The command to clean out the cache and start afresh is sudo dnf clean all
.
Getting repository information from the local SQLite database
RPM does more than store repository information in the cache or .repo
files. When a package is installed, RPM makes entries into a SQLite database hosted on the local computer. This database is dedicated to RPM activity and is located in the host computer's /var/lib/rpm
directory.
The SQLite entries describe metadata about the package that's been installed. You use rpm -qi
to get information from the SQLite database about a particular package. This listing shows an example of executing the rpm -q -i jq
command to get information about the jq
utility, which is used to parse and filter JSON files.
$ rpm -q -i jq
Name : jq
Version : 1.6
Release : 9.el9
Architecture: x86_64
Install Date: Mon 30 May 2022 02:07:40 PM PDT
Group : Unspecified
Size : 400049
License : MIT and ASL 2.0 and CC-BY and GPLv3
Signature : RSA/SHA256, Wed 11 Aug 2021 05:50:53 PM PDT, Key ID 05b555b38483c65d
Source RPM : jq-1.6-9.el9.src.rpm
Build Date : Mon 09 Aug 2021 03:22:17 PM PDT
Build Host : x86-02.stream.rdu2.redhat.com
Packager : builder@centos.org
Vendor : CentOS
URL : http://stedolan.github.io/jq/
Summary : Command-line JSON processor
Description :
lightweight and flexible command-line JSON processor
jq is like sed for JSON data – you can use it to slice
and filter and map and transform structured data with
the same ease that sed, awk, grep and friends let you
play with text.
It is written in portable C, and it has zero runtime
dependencies.
jq can mangle the data format that you have into the
one that you want with very little effort, and the
program to do so is often shorter and simpler than
you'd expect.
You can also view information from the SQLite database that has RPM repository data directly by using a SQLite client. You install SQLite and the client using this command:
sudo dnf install sqlite
After it's been installed, you gain access to the RPM using the SQLite client by executing the following command:
$ sqlite3 /var/lib/rpm/rpmdb.sqlite
Once the client is invoked, you can use SQLite commands and queries at the prompt of the SQLite client to set and get information in the SQLite RPM/dnf
database. This listing shows the command that produces a list of tables in the SQLite database.
sqlite> .tables
Basenames Name Sigmd5
Conflictname Obsoletename Suggestname
Dirnames Packages Supplementname
Enhancename Providename Transfiletriggername
Filetriggername Recommendname Triggername
Group Requirename
Installtid Sha1header
Putting it all together
The RPM installation process is pretty ingenious. It's no small feat to set things up so that a single command executed in a terminal window does the enormous amount of work required to find and install the multitude of components required to run a particular application on a RHEL, Fedora, or CentOS Stream computer. There's a good argument to be made that the RPM package manager helped bring Linux into the mainstream for business and home users.

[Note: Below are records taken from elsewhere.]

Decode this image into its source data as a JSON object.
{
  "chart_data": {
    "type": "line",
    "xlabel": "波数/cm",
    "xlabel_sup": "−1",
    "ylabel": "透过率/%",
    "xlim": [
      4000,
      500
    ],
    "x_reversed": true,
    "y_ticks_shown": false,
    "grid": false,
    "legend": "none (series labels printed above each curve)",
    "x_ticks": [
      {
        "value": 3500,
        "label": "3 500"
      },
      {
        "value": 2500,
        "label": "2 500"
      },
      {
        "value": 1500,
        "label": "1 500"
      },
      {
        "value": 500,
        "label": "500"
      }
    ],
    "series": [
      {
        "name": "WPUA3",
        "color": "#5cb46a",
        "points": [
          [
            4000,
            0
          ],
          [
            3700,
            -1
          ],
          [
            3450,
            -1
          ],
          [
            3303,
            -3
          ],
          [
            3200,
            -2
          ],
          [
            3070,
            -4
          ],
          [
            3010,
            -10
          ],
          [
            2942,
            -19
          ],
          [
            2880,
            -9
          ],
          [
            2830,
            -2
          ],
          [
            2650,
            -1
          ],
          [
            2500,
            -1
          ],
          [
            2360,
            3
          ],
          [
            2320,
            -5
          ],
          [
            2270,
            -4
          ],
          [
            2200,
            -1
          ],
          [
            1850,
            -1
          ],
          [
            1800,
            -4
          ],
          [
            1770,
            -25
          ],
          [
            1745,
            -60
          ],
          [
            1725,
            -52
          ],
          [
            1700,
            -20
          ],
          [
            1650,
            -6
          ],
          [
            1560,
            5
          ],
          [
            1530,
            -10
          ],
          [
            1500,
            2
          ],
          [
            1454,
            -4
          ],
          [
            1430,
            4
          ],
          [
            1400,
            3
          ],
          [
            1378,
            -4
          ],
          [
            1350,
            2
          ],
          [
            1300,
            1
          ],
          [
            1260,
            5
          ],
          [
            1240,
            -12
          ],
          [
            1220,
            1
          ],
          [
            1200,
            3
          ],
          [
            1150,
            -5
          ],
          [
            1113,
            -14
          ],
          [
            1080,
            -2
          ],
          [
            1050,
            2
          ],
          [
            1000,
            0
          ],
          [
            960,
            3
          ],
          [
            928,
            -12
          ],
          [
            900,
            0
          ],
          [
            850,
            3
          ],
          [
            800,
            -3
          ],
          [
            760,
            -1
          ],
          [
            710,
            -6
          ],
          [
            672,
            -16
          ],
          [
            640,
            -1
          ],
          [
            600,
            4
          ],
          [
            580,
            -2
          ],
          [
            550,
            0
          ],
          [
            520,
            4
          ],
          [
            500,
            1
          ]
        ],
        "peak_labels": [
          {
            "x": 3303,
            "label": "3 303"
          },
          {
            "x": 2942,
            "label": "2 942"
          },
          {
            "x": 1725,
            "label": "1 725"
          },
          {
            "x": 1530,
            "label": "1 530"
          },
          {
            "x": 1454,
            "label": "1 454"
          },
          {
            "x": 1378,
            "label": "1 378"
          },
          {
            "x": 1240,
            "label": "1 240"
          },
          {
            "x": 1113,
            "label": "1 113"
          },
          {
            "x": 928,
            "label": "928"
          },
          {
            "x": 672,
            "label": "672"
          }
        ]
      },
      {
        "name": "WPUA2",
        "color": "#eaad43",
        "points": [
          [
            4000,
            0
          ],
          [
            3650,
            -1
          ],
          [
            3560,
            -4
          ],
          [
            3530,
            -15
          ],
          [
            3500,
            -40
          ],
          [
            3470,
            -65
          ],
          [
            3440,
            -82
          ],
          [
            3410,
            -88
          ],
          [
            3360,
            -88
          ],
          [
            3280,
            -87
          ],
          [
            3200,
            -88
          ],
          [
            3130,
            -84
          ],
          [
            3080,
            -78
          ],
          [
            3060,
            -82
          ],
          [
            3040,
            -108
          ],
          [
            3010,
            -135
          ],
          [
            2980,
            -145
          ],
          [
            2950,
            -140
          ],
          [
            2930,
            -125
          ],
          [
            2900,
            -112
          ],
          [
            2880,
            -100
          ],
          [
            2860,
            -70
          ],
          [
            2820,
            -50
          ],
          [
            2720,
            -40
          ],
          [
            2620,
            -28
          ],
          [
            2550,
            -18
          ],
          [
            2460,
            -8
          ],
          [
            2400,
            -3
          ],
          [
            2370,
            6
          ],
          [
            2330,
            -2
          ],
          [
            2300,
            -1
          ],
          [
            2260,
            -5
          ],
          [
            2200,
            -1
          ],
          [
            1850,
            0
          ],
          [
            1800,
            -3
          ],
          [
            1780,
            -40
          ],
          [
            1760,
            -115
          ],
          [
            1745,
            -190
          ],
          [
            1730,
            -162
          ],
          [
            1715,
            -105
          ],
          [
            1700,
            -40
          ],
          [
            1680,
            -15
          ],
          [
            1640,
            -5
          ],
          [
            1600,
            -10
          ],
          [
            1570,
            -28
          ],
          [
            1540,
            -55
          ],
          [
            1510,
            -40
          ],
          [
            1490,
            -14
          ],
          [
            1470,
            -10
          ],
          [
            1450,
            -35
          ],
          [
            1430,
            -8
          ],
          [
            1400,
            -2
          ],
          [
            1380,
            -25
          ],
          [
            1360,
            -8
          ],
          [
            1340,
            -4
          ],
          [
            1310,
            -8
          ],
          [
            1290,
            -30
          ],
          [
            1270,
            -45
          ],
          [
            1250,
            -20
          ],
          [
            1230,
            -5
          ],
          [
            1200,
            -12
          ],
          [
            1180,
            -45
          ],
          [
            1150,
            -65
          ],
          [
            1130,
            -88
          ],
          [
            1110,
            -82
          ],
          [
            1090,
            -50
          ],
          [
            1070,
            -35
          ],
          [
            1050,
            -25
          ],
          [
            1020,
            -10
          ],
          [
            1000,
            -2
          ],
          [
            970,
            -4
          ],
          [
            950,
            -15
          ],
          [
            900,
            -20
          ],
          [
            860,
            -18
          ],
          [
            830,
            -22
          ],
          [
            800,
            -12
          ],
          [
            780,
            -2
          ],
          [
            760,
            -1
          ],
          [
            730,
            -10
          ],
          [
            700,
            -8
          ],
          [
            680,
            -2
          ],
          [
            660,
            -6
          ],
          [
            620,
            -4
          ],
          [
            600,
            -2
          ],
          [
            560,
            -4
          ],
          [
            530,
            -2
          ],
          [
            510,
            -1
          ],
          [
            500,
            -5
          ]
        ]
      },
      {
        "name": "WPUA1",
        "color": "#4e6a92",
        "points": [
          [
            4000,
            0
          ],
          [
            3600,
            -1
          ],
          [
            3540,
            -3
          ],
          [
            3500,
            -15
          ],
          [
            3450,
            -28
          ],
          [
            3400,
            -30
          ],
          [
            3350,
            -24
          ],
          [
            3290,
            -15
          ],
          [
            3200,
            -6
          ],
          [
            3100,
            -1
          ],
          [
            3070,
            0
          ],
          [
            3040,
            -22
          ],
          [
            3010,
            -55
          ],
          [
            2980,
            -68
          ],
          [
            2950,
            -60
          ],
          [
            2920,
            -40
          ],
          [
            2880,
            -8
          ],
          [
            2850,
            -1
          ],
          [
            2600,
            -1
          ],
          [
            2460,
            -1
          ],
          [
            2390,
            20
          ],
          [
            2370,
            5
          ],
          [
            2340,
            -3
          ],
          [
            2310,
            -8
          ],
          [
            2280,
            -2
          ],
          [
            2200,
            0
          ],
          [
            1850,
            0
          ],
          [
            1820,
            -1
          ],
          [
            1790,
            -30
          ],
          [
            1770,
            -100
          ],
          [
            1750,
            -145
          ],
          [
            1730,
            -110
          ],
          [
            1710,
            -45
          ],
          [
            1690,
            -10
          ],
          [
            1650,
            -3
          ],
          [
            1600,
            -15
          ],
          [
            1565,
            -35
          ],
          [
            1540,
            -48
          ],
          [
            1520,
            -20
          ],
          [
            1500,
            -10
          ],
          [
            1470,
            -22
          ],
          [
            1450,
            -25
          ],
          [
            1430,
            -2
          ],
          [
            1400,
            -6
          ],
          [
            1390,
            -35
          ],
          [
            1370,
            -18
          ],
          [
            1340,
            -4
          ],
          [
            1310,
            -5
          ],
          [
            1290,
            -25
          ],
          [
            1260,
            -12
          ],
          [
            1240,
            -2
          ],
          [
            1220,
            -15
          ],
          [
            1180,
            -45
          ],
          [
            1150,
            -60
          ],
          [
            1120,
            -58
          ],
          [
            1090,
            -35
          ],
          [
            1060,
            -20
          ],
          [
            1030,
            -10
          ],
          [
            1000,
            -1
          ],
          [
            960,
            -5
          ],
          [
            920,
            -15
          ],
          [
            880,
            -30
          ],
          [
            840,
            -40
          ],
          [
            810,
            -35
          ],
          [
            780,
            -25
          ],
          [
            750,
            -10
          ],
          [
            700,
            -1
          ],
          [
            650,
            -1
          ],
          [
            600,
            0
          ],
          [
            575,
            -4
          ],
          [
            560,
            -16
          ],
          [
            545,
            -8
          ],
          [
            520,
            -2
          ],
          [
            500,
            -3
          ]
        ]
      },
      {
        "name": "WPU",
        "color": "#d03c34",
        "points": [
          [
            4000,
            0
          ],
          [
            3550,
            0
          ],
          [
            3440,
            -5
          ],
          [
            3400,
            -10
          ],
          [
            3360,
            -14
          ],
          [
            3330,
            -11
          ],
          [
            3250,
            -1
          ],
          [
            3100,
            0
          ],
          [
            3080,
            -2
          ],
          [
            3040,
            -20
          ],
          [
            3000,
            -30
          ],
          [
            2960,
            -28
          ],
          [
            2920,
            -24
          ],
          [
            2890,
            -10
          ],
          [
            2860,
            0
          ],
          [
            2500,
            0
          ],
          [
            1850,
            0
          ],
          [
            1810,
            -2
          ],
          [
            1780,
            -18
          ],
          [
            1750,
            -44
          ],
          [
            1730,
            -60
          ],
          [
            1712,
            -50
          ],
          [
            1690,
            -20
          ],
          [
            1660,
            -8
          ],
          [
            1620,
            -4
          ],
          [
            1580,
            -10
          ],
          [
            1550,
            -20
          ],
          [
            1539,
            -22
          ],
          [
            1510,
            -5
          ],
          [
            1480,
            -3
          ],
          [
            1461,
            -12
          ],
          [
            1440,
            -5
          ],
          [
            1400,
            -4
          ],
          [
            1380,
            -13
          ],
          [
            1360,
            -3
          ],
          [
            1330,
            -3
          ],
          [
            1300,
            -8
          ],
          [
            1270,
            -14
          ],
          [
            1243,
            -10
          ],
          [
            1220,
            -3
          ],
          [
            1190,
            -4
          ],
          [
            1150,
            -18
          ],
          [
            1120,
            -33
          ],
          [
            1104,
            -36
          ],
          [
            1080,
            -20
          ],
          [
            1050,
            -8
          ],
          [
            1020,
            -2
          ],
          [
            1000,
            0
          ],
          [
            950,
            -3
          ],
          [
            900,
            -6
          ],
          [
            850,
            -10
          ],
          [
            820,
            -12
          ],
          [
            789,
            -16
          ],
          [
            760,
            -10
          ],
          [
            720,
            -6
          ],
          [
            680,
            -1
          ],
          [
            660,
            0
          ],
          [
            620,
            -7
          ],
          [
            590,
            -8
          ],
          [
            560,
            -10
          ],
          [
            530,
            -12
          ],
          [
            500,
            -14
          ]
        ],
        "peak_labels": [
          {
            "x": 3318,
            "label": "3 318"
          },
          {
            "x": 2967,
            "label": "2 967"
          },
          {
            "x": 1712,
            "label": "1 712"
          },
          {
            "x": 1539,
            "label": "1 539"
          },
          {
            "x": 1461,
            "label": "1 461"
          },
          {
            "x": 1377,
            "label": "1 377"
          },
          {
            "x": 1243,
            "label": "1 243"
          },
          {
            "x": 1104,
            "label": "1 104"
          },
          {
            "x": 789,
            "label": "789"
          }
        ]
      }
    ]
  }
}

At the center of it all is the .repo
file. The standardization inherent in a .repo
file provides the predictability that is essential to making RPM work. The RPM discovery and installation process based on a standard .repo
file specification makes it so all RPM packages are installed in the same manner on any computer running RHEL, Fedora, or CentOS Stream. It's an amazing feat.
Understanding the details of a .repo
file as described in this article is an important next step for working with RPM beyond general usage, particularly when you start developing your own RPM packages. Hopefully, the information provided in the article will help make it easier for you to move forward working with RPM.